4.1 为什么需要 Paged KV Cache

连续 KV Cache 要求为每个序列预分配最大长度的内存。当 batch 中序列长度差异大时，造成大量浪费。Paged KV Cache（灵感来自操作系统的虚拟内存）将 Cache 分成固定大小的页，按需分配：

graph TB subgraph continuous["连续 KV Cache"] C1["序列 0: [████████░░░░░░░░]
实际长度 8, 分配 16"] C2["序列 1: [████░░░░░░░░░░░░]
实际长度 4, 分配 16"] C3["内存利用率 = 12/32 = 37.5%"] end subgraph paged["Paged KV Cache"] P1["页池: [Page0][Page1][Page2][Page3]..."] P2["序列 0 → Page0, Page1 (8 token)"] P3["序列 1 → Page2 (4 token)"] P4["内存利用率 ≈ 100%"] end

4.2 使用方式

page_size = 256  # 每页的 token 数
max_num_pages = 1000  # 页池大小

# 创建页池（所有序列共享）
k_cache_paged = torch.zeros(max_num_pages, page_size, num_heads_kv, head_dim,
                           device='cuda', dtype=torch.float16)
v_cache_paged = torch.zeros(max_num_pages, page_size, num_heads_kv, head_dim,
                           device='cuda', dtype=torch.float16)

# 页表：每个序列映射到哪些页
max_blocks_per_seq = 16  # 每个序列最多使用的页数
block_table = torch.zeros(batch_size, max_blocks_per_seq, dtype=torch.int32, device='cuda')

# 分配页给序列
block_table[0] = torch.tensor([0, 1, 2, -1, ...])  # 序列 0 使用页 0, 1, 2
block_table[1] = torch.tensor([3, 4, -1, -1, ...])  # 序列 1 使用页 3, 4

out = flash_attn_with_kvcache(
    q, k_cache_paged, v_cache_paged,
    k=k_new, v=v_new,
    cache_seqlens=cache_seqlens,
    block_table=block_table,
    causal=True,
)

4.3 与 vLLM 集成

Paged KV Cache 的设计与 vLLM 的 PagedAttention 兼容。页大小（page_block_size）需要匹配。Flash Attention 内部使用 PagedKVManager 处理页表查找和间接寻址。

5. 自回归生成实现

5.1 完整生成循环

import torch
from flash_attn import flash_attn_with_kvcache

def generate(model, prompt_ids, max_new_tokens, temperature=1.0):
    """简化的自回归生成循环"""
    batch_size = prompt_ids.shape[0]
    device = prompt_ids.device

    # 预分配 KV Cache（每一层）
    num_layers = len(model.layers)
    max_seqlen = prompt_ids.shape[1] + max_new_tokens
    kv_caches = [
        (
            torch.zeros(batch_size, max_seqlen, num_heads_kv, head_dim,
                       device=device, dtype=torch.float16),
            torch.zeros(batch_size, max_seqlen, num_heads_kv, head_dim,
                       device=device, dtype=torch.float16),
        )
        for _ in range(num_layers)
    ]
    cache_seqlens = torch.zeros(batch_size, dtype=torch.int32, device=device)

    # === Prefill 阶段 ===
    prompt_embeds = model.embed(prompt_ids)
    hidden = prompt_embeds
    for layer_idx, layer in enumerate(model.layers):
        q, k, v = layer.qkv_proj(hidden)
        k_cache, v_cache = kv_caches[layer_idx]
        attn_out = flash_attn_with_kvcache(
            q, k_cache, v_cache,
            k=k, v=v,
            cache_seqlens=cache_seqlens,
            causal=True,
        )
        hidden = layer.ffn(layer.norm(attn_out + hidden))

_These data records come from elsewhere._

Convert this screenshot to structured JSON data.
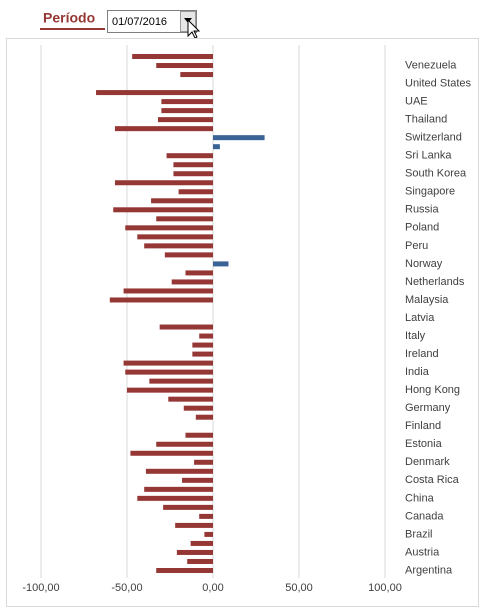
{
  "filter": {
    "label": "Período",
    "value": "01/07/2016"
  },
  "chart_data": {
    "type": "hbar",
    "categories": [
      null,
      "Venezuela",
      null,
      "United States",
      null,
      "UAE",
      null,
      "Thailand",
      null,
      "Switzerland",
      null,
      "Sri Lanka",
      null,
      "South Korea",
      null,
      "Singapore",
      null,
      "Russia",
      null,
      "Poland",
      null,
      "Peru",
      null,
      "Norway",
      null,
      "Netherlands",
      null,
      "Malaysia",
      null,
      "Latvia",
      null,
      "Italy",
      null,
      "Ireland",
      null,
      "India",
      null,
      "Hong Kong",
      null,
      "Germany",
      null,
      "Finland",
      null,
      "Estonia",
      null,
      "Denmark",
      null,
      "Costa Rica",
      null,
      "China",
      null,
      "Canada",
      null,
      "Brazil",
      null,
      "Austria",
      null,
      "Argentina"
    ],
    "values": [
      -47,
      -33,
      -19,
      0,
      -68,
      -30,
      -30,
      -32,
      -57,
      30,
      4,
      -27,
      -23,
      -23,
      -57,
      -20,
      -36,
      -58,
      -33,
      -51,
      -44,
      -40,
      -28,
      9,
      -16,
      -24,
      -52,
      -60,
      0,
      0,
      -31,
      -8,
      -12,
      -12,
      -52,
      -51,
      -37,
      -50,
      -26,
      -17,
      -10,
      0,
      -16,
      -33,
      -48,
      -11,
      -39,
      -18,
      -40,
      -44,
      -29,
      -8,
      -22,
      -5,
      -13,
      -21,
      -15,
      -33
    ],
    "color": "#953735",
    "positive_color": "#3b6496",
    "xlim": [
      -100,
      100
    ],
    "xticks": [
      {
        "value": -100,
        "label": "-100,00"
      },
      {
        "value": -50,
        "label": "-50,00"
      },
      {
        "value": 0,
        "label": "0,00"
      },
      {
        "value": 50,
        "label": "50,00"
      },
      {
        "value": 100,
        "label": "100,00"
      }
    ],
    "grid": true
  }
}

    cache_seqlens += prompt_ids.shape[1]
    logits = model.lm_head(hidden[:, -1:, :])
    next_token = torch.argmax(logits / temperature, dim=-1)
    generated = [next_token]

    # === Decode 阶段 ===
    for step in range(max_new_tokens - 1):
        hidden = model.embed(next_token)
        for layer_idx, layer in enumerate(model.layers):
            q, k, v = layer.qkv_proj(hidden)
            k_cache, v_cache = kv_caches[layer_idx]
            attn_out = flash_attn_with_kvcache(
                q, k_cache, v_cache,
                k=k, v=v,
                cache_seqlens=cache_seqlens,
                causal=True,
            )
            hidden = layer.ffn(layer.norm(attn_out + hidden))

        cache_seqlens += 1
        logits = model.lm_head(hidden)
        next_token = torch.argmax(logits / temperature, dim=-1)
        generated.append(next_token)

    return torch.cat(generated, dim=1)

5.2 使用 cache_batch_idx

当 batch 中某些序列已完成生成时，可以使用 cache_batch_idx 跳过它们：

# 只处理 batch 中的部分序列
active_indices = torch.tensor([0, 2, 5], dtype=torch.int32, device='cuda')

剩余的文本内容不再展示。